It's been more than two months since every state and local hurdle was cleared to build a $2 billion extension of the Metro Transit Green Line, otherwise known as Southwest light rail. Since then, the Metropolitan Council officials who are driving this train have been watching for the federal signal that would allow the start of construction.

It has not come. The Met Council pleaded for Federal Transit Administration (FTA) action before Sept. 30, when two key civil contractor bids were set to expire and while sufficient time remained in the current construction season for preliminary work to begin. Those pleas went unheeded, with no explanation.

This week, Met Council officials asked bidders for a 45-day extension. Only the low bidder, Lunda/C.S. McCrossan at $799 million, agreed. That leaves Ames/Kraemer, which had bid $812 million, out of contention.

Will a 45-day extension be sufficient? "We're hopeful, but we're not sure," said Council Chair Alene Tchourumoff. "We've been given assurance that the FTA is actively reviewing" the Southwest application. A longer delay would almost certainly mean higher costs and could unravel the project's painstakingly woven funding arrangements, achieved through years of arduous political exertion by jurisdictions along the proposed 14.5-mile line.

If it's any solace to Tchourumoff, hers isn't the nation's only urban transit agency with a project waiting for a green light from the Trump administration's FTA. According to the advocacy group Transportation for America, about a dozen U.S. cities are in the queue for their share of $2.3 billion appropriated by Congress in the 2017 and 2018 fiscal years for new transit lines. Only $533 million, or 23 percent, of that money has been distributed.

Advocates are convinced that the FTA is doing an intentional slow-walk, knowing that delay can be fatal to new transit lines, Beth Osborne of Transportation for America told an editorial writer. President Donald Trump asked Congress last year to end federal funding for new transit projects. Instead — and despite the GOP-allied fossil fuel industry's hostility to public transportation — Congress in March reaffirmed its long-standing commitment to pay nearly half the cost of new urban lines. Congress' action reflects decades of bipartisan belief that the whole country benefits when goods and people move efficiently through the nation's largest metro areas.

A strong majority of Minnesotans have a similarly positive opinion about transit, according to a new survey commissioned by the Minneapolis Regional Chamber of Commerce. It found that 74 percent of the state's voters — including more than half of Republicans — support additional public investment in buses, trains and light rail.

Those results suggest growing awareness of the transportation demand that this region's projected growth will bring. Met Council planners say that by 2035, the number of people employed in downtown Minneapolis will climb 18 percent and the population that lives within a half-mile of Southwest light rail's 16 proposed stations will be up 56 percent. Accommodating the needs of the 2030s requires ample lead time. Already, the Southwest line is not expected to start service until 2023.

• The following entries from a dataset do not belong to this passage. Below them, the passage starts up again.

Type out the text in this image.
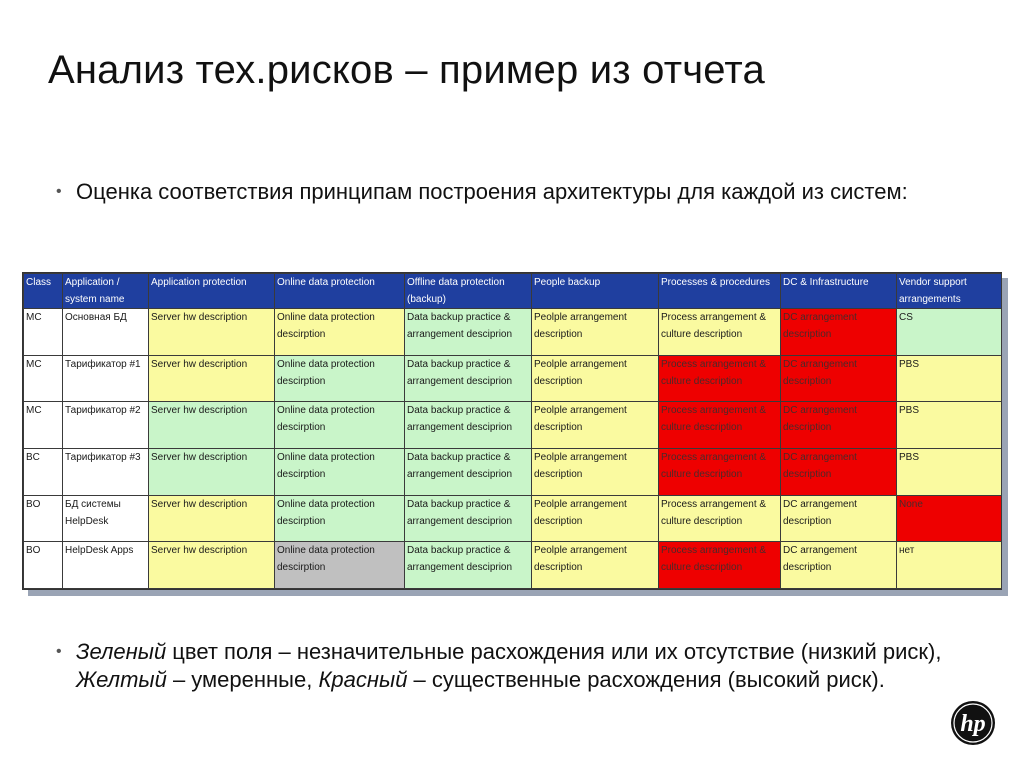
Анализ тех.рисков – пример из отчета
• Оценка соответствия принципам построения архитектуры для каждой из систем:
Class	Application / system name	Application protection	Online data protection	Offline data protection (backup)	People backup	Processes & procedures	DC & Infrastructure	Vendor support arrangements
MC	Основная БД	Server hw description	Online data protection descirption	Data backup practice & arrangement desciprion	Peolple arrangement description	Process arrangement & culture description	DC arrangement description	CS
MC	Тарификатор #1	Server hw description	Online data protection descirption	Data backup practice & arrangement desciprion	Peolple arrangement description	Process arrangement & culture description	DC arrangement description	PBS
MC	Тарификатор #2	Server hw description	Online data protection descirption	Data backup practice & arrangement desciprion	Peolple arrangement description	Process arrangement & culture description	DC arrangement description	PBS
BC	Тарификатор #3	Server hw description	Online data protection descirption	Data backup practice & arrangement desciprion	Peolple arrangement description	Process arrangement & culture description	DC arrangement description	PBS
BO	БД системы HelpDesk	Server hw description	Online data protection descirption	Data backup practice & arrangement desciprion	Peolple arrangement description	Process arrangement & culture description	DC arrangement description	None
BO	HelpDesk Apps	Server hw description	Online data protection descirption	Data backup practice & arrangement desciprion	Peolple arrangement description	Process arrangement & culture description	DC arrangement description	нет
• Зеленый цвет поля – незначительные расхождения или их отсутствие (низкий риск), Желтый – умеренные, Красный – существенные расхождения (высокий риск).
hp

The Met Council isn't asking the FTA to start the flow of federal dollars in the next 45 days. All it seeks this year is a promise that if it starts spending its own funds — up to a requested $187.3 million — the FTA will provide reimbursement under a larger grant due to be awarded next year. That assurance should come without further delay — and Minnesotans in a position to exert influence with the federal agency, starting with Third District Republican U.S. Rep. Erik Paulsen, ought to apply it posthaste.